Scientific Sovereignty: How International Drug Donation Programs Reshape Health, Disease, and the State: Supplemental Material

This post builds on the research article “Scientific Sovereignty: How International Drug Donation Programs Reshape Health, Disease, and the State,” which was published in the May 2012 issue of the Society’s peer-reviewed journal, Cultural Anthropology.

Editorial Footnotes

Cultural Anthropology has published a number of articles on biomedical regimes, including Angela Garcia’s "The Elegiac Addict: History, Chronicity and the Melancholic Subject" (2008), Nancy D. Campbell and Susan J. Shaw’s "Incitements to Discourse: Illicit Drugs, Harm Reduction, and the Production of Ethnographic Subjects" (2008), and Shao Jing’s "Fluid Labor and Blood Money: The Economy of HIV/AIDS in Rural Central China" (2006).

Cultural Anthropology has also published articles on pharmaceutical industry. See for example, Deepa Reddy’s "Good Gifts for the Common Good: Blood and Bioethics in the Market of Genetic Research" (2007) and Michael J. Montoya’s "Bioethnic Conscription: Genes, Race, and Mexicana/o Ethnicity in Diabetes Research" (2007).

Related Reading

Biehl, Joao. "Pharmaceuticalization: AIDS Treatment and Global Health Politics." Anthropological Quarterly 80.4(2007):1083–1126.

_________. Will to Live: AIDS Therapies and the Politics of Survival. Princeton: Princeton University Press, 2009.

Canguilhem, Georges. "Health: Crude Concept and Philosophical Question." Public Culture 20.3(2008):467-477.

Fassin, Didier. "Humanitarianism as a Politics of Life." Public Culture. 19.3(2007): 499-520.

Fox, Renee. "Medican Humanitarianism and Human Rights: Reflections on Doctors Without Borders and Doctors of the World." Social Science and Medicine. 41.12(1995): 1607-1616.

Mbembe, Achille. "Necropolitics." Public Culture. 15.1(2003):11-40.

Pogge, Thomas Winfried Menko. "Could Globalisation be Good for World Health?" Global Justice: Theory Practice Rhetoric 1.1(2008):1-10.

Petryna, Adriana. When Experiments Travel: Clinical Trials and the Global Search for Human Subjects. Princeton: Princeton University Press, 2009.

Rabinow, Paul, and Nikolas Rose. "Biopower Today." BioSocieties 1(2006):195–217.

Redfield, Peter. "Doctors, Borders, and Life in Crisis." Cultural Anthropology. 20.3(2005): 328-361.

Ari Samsky, untitled field photo. May 2012.

Questions for Classroom Discussion

1. What does Samsky mean by “global health orthodoxies”? Through what technologies do these orthodoxies travel? How are these orthodoxies experienced differently by people involved with different parts of the donation programs (recipients, administrators, scientists)?

2. What is the difference between a population and an individual? How do the drug donation programs articulate, redefine, play on, or otherwise affect this difference? Where do numbers and statistics come in? What is the significance of counting?

3. What is the difference between “disease control” and “development”? How does their distinction, or indistinction, work as a discursive strategy, and for whom?

4. What does the author mean by “scientific sovereignty”? How does this concept differ from prior ideas of biopolitics (as in Foucault, Mbembe, Rabinow and Rose, and Fassin)? In what other terrains does scientific sovereignty operate? What role does human biology (Fassin’s “life itself”, or Canguilhem’s “healthiness”) play in the exercise of scientific sovereignty?

5. What kind of understanding of personal and community responsibility and self-interest comes out of the conversation with Msangi and Mgwabati (pp. 318-320)? How are public/tropical health values, community values, and personal values at odds?

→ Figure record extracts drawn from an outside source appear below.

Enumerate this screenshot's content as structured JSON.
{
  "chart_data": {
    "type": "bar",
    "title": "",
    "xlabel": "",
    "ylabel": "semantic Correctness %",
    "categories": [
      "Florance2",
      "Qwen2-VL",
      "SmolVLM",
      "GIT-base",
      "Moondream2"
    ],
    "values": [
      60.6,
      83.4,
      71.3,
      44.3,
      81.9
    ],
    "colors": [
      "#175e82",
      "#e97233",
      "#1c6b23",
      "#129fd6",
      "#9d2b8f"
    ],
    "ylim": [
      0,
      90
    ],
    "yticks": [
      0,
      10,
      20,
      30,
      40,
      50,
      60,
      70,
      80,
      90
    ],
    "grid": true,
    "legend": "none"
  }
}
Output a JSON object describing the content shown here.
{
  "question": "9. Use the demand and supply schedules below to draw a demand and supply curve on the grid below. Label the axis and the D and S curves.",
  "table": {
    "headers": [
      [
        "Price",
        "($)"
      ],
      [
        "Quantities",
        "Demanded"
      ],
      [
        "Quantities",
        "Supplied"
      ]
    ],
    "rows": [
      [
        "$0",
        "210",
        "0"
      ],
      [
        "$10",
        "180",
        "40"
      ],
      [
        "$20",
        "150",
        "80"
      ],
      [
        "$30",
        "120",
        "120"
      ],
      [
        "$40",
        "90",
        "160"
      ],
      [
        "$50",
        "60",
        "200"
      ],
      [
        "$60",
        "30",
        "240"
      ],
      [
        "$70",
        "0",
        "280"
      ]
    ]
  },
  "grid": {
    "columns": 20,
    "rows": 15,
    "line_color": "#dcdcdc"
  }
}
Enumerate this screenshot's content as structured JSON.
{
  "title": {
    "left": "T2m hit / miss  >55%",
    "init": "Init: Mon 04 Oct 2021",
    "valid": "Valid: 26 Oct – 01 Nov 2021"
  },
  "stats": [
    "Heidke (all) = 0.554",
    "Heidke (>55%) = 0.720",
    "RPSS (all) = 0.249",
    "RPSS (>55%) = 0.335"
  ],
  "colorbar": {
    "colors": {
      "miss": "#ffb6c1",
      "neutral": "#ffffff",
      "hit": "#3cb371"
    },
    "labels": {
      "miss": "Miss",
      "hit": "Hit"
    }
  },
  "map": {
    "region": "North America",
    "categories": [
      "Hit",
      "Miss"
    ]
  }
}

6. What do you make of the ex-CEO’s remark on ethics (p. 321)? How does refusing to talk explicitly about ethics fit the discursive and political strategy of the donation programs?

7. What does the author mean by “zoopolitics”? Where do animals fit into the picture of the drug donation programs?

8. Does the structure that Samsky describes fit the definition of a “public-private partnership”? Whose definition?

9. What does this essay, which asks us to take seriously the epistemological consequences of industry-sponsored drug donation programs, say about critical public anthropology?